Asbest- und Schadstoffgutachten in Bestandsimmobilien: Was Sie vor dem Kauf oder der Renovierung wissen müssen
Jan, 16 2026

Ein Haus aus den 70er oder 80er Jahren wirkt vielleicht charmant mit seinen originalen Fliesen oder dem massiven Holzboden. Doch hinter diesen Details kann ein unsichtbares Risiko lauern: Asbest. In Deutschland wurde Asbest bis 1993 in mehr als 3.000 Bauprodukten verwendet - von Dachplatten über Kleber, Dämmstoffe bis hin zu Fußbodenbelägen. Wer heute eine Bestandsimmobilie kauft oder sanieren will, sollte sich nicht auf den Blick eines Handwerkers verlassen. Ein professionelles Asbest- und Schadstoffgutachten ist keine überflüssige Ausgabe - es ist eine Versicherung gegen teure Überraschungen.

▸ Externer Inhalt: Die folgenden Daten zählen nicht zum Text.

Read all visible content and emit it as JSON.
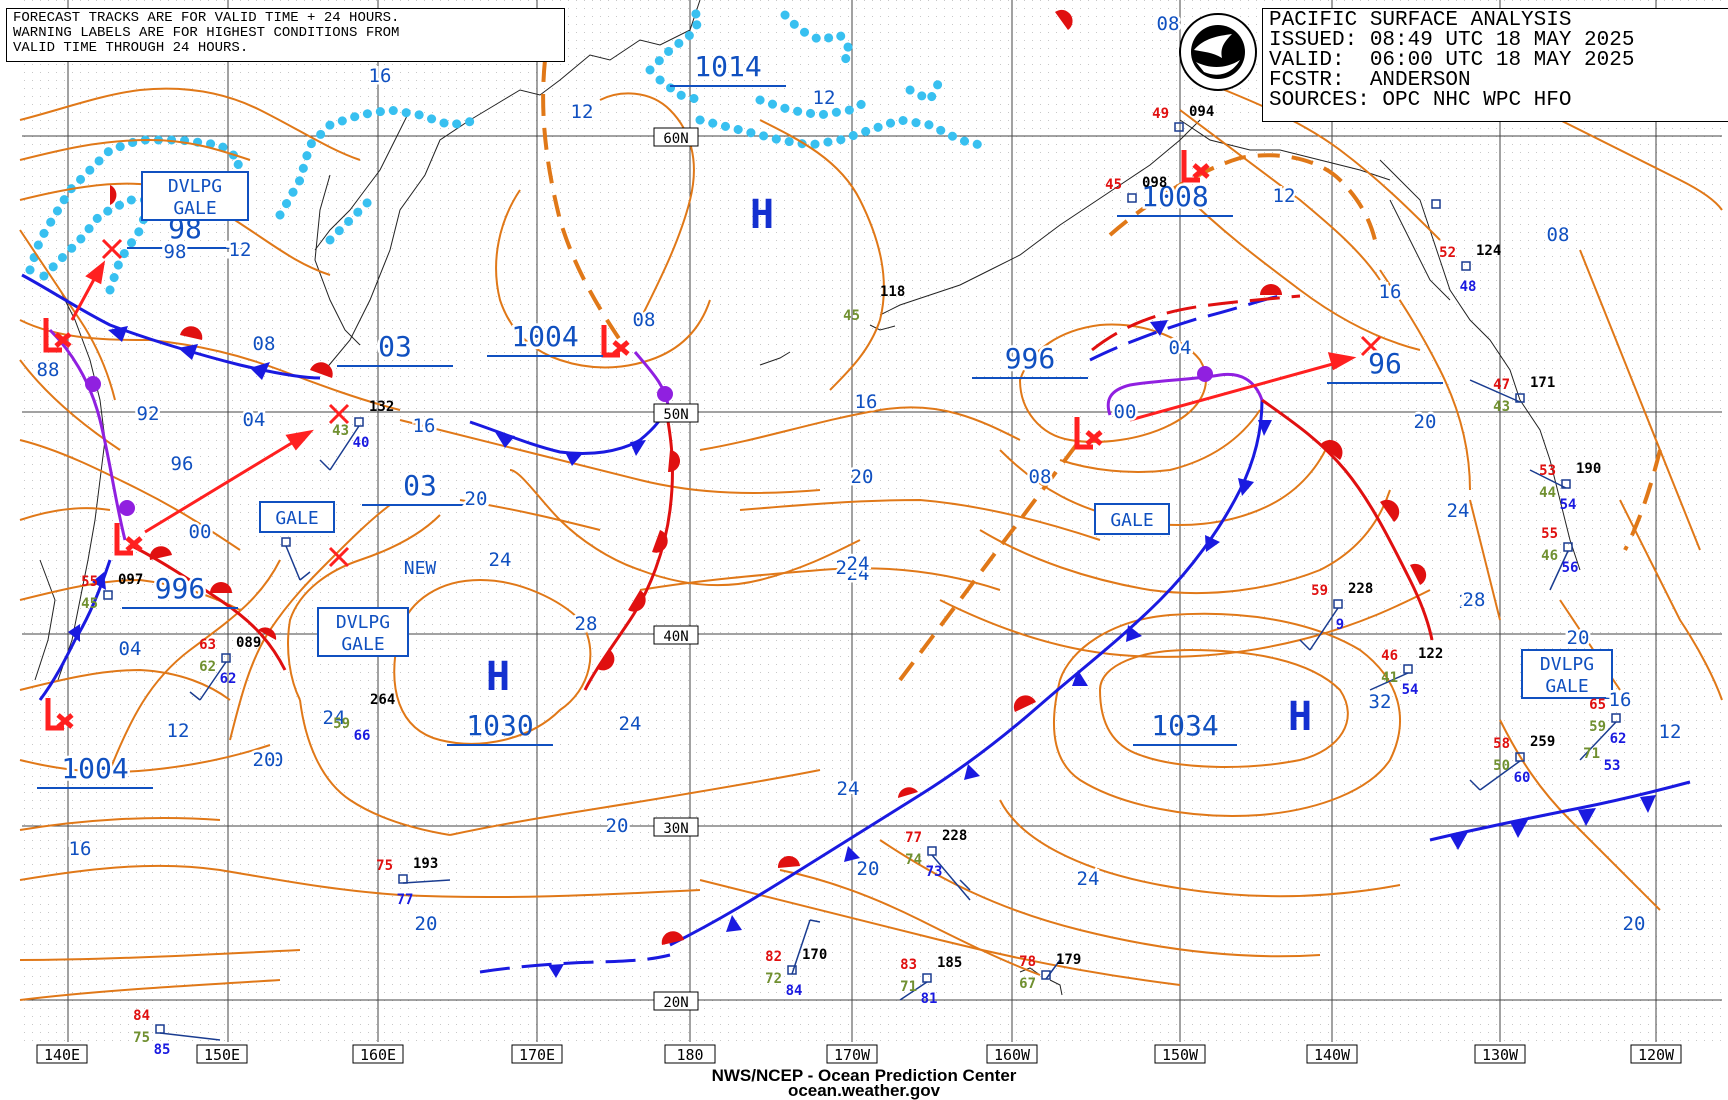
{
  "header_note": [
    "FORECAST TRACKS ARE FOR VALID TIME + 24 HOURS.",
    "WARNING LABELS ARE FOR HIGHEST CONDITIONS FROM",
    "VALID TIME THROUGH 24 HOURS."
  ],
  "title_block": [
    "PACIFIC SURFACE ANALYSIS",
    "ISSUED: 08:49 UTC 18 MAY 2025",
    "VALID:  06:00 UTC 18 MAY 2025",
    "FCSTR:  ANDERSON",
    "SOURCES: OPC NHC WPC HFO"
  ],
  "footer": [
    "NWS/NCEP - Ocean Prediction Center",
    "ocean.weather.gov"
  ],
  "colors": {
    "isobar": "#e07818",
    "label_blue": "#1050c0",
    "cold_front": "#1a1ae0",
    "warm_front": "#e01010",
    "occluded": "#9020e0",
    "ice_edge": "#38c0f0",
    "track": "#ff2020",
    "grid": "#444444"
  },
  "longitudes": [
    "140E",
    "150E",
    "160E",
    "170E",
    "180",
    "170W",
    "160W",
    "150W",
    "140W",
    "130W",
    "120W"
  ],
  "latitudes": [
    "60N",
    "50N",
    "40N",
    "30N",
    "20N"
  ],
  "pressure_centers": [
    {
      "type": "H",
      "value": "1014"
    },
    {
      "type": "H",
      "value": ""
    },
    {
      "type": "L",
      "value": "98"
    },
    {
      "type": "L",
      "value": "03"
    },
    {
      "type": "L",
      "value": "1004"
    },
    {
      "type": "L",
      "value": "1008"
    },
    {
      "type": "L",
      "value": "996"
    },
    {
      "type": "L",
      "value": "96"
    },
    {
      "type": "L",
      "value": "996"
    },
    {
      "type": "L",
      "value": "03"
    },
    {
      "type": "H",
      "value": "1030"
    },
    {
      "type": "H",
      "value": "1034"
    },
    {
      "type": "L",
      "value": "1004"
    }
  ],
  "new_label": "NEW",
  "warnings": [
    "DVLPG GALE",
    "GALE",
    "DVLPG GALE",
    "GALE",
    "DVLPG GALE"
  ],
  "isobar_labels": [
    "16",
    "12",
    "12",
    "08",
    "12",
    "08",
    "98",
    "12",
    "08",
    "88",
    "92",
    "04",
    "96",
    "00",
    "03",
    "16",
    "04",
    "12",
    "16",
    "20",
    "24",
    "20",
    "20",
    "24",
    "28",
    "24",
    "24",
    "20",
    "24",
    "20",
    "16",
    "16",
    "20",
    "24",
    "20",
    "24",
    "28",
    "32",
    "16",
    "08",
    "04",
    "00",
    "08",
    "12",
    "16",
    "20",
    "24",
    "28",
    "20",
    "16",
    "12",
    "08",
    "12",
    "04",
    "16",
    "20",
    "24",
    "20"
  ],
  "stations": [
    {
      "temp": "49",
      "press": "094"
    },
    {
      "temp": "45",
      "press": "098"
    },
    {
      "temp": "",
      "press": "118",
      "dew": "45"
    },
    {
      "temp": "",
      "press": "132",
      "dew": "43",
      "sst": "40"
    },
    {
      "temp": "55",
      "press": "097",
      "dew": "45"
    },
    {
      "temp": "63",
      "press": "089",
      "dew": "62",
      "sst": "62"
    },
    {
      "temp": "",
      "press": "264",
      "dew": "59",
      "sst": "66"
    },
    {
      "temp": "75",
      "press": "193",
      "sst": "77"
    },
    {
      "temp": "77",
      "press": "228",
      "dew": "74",
      "sst": "73"
    },
    {
      "temp": "82",
      "press": "170",
      "dew": "72",
      "sst": "84"
    },
    {
      "temp": "83",
      "press": "185",
      "dew": "71",
      "sst": "81"
    },
    {
      "temp": "78",
      "press": "179",
      "dew": "67"
    },
    {
      "temp": "84",
      "press": "",
      "dew": "75",
      "sst": "85"
    },
    {
      "temp": "59",
      "press": "228",
      "sst": "9"
    },
    {
      "temp": "46",
      "press": "122",
      "dew": "41",
      "sst": "54"
    },
    {
      "temp": "58",
      "press": "259",
      "dew": "50",
      "sst": "60"
    },
    {
      "temp": "47",
      "press": "171",
      "dew": "43"
    },
    {
      "temp": "53",
      "press": "190",
      "dew": "44",
      "sst": "54"
    },
    {
      "temp": "55",
      "press": "",
      "dew": "46",
      "sst": "56"
    },
    {
      "temp": "52",
      "press": "124",
      "sst": "48"
    },
    {
      "temp": "65",
      "press": "",
      "dew": "59",
      "sst": "62"
    },
    {
      "temp": "",
      "press": "",
      "dew": "71",
      "sst": "53"
    }
  ]
}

Warum ein Schadstoffgutachten nicht nur empfehlenswert, sondern oft notwendig ist

Viele Käufer glauben, ein Haus sei sicher, wenn es nicht kaputt aussieht. Doch Asbest ist unsichtbar, geruchlos und gefährlich, wenn es beschädigt wird. Beim Bohren, Schleifen oder Abriss setzen sich winzige Fasern frei, die bei Einatmung Lungenkrebs oder Asbestose auslösen können. Die Gefahr liegt nicht nur in der Luft, sondern auch im Boden, in den Wänden und sogar in der Dämmung der Heizungsrohre.

Laut einer Studie der Universität Stuttgart identifizieren professionelle Gutachter mit Laboranalyse 98,7 % aller Asbestanteile - Handwerker, die nur visuell prüfen, finden gerade mal 35 %. Das bedeutet: Wer auf einen Schnellcheck setzt, läuft Gefahr, ein echtes Problem zu übersehen. Und das kann teuer werden. Der Deutsche Mieterbund berichtet, dass 78 % der Immobilienkäufe mit Baujahr vor 1990 ohne Schadstoffprüfung abgeschlossen werden. Die Folge? Durchschnittlich 12.500 € unvorhergesehene Sanierungskosten nach dem Kauf.

Besonders kritisch sind Gebäude vor 1980. Hier sind nicht nur Asbest, sondern auch PCB (in Dichtungsmassen), PAK (in alten Bodenbelägen) und Schwermetalle wie Blei oder Cadmium verbreitet. Die Gefahrstoffverordnung von 2024 verschärft die Pflichten für Auftraggeber: Wer baut oder sanieren lässt, muss dem Handwerker alle Schadstoffinformationen zur Verfügung stellen. Wer das ignoriert, riskiert Bußgelder bis zu 25.000 €.

Was genau wird bei einem Schadstoffgutachten untersucht?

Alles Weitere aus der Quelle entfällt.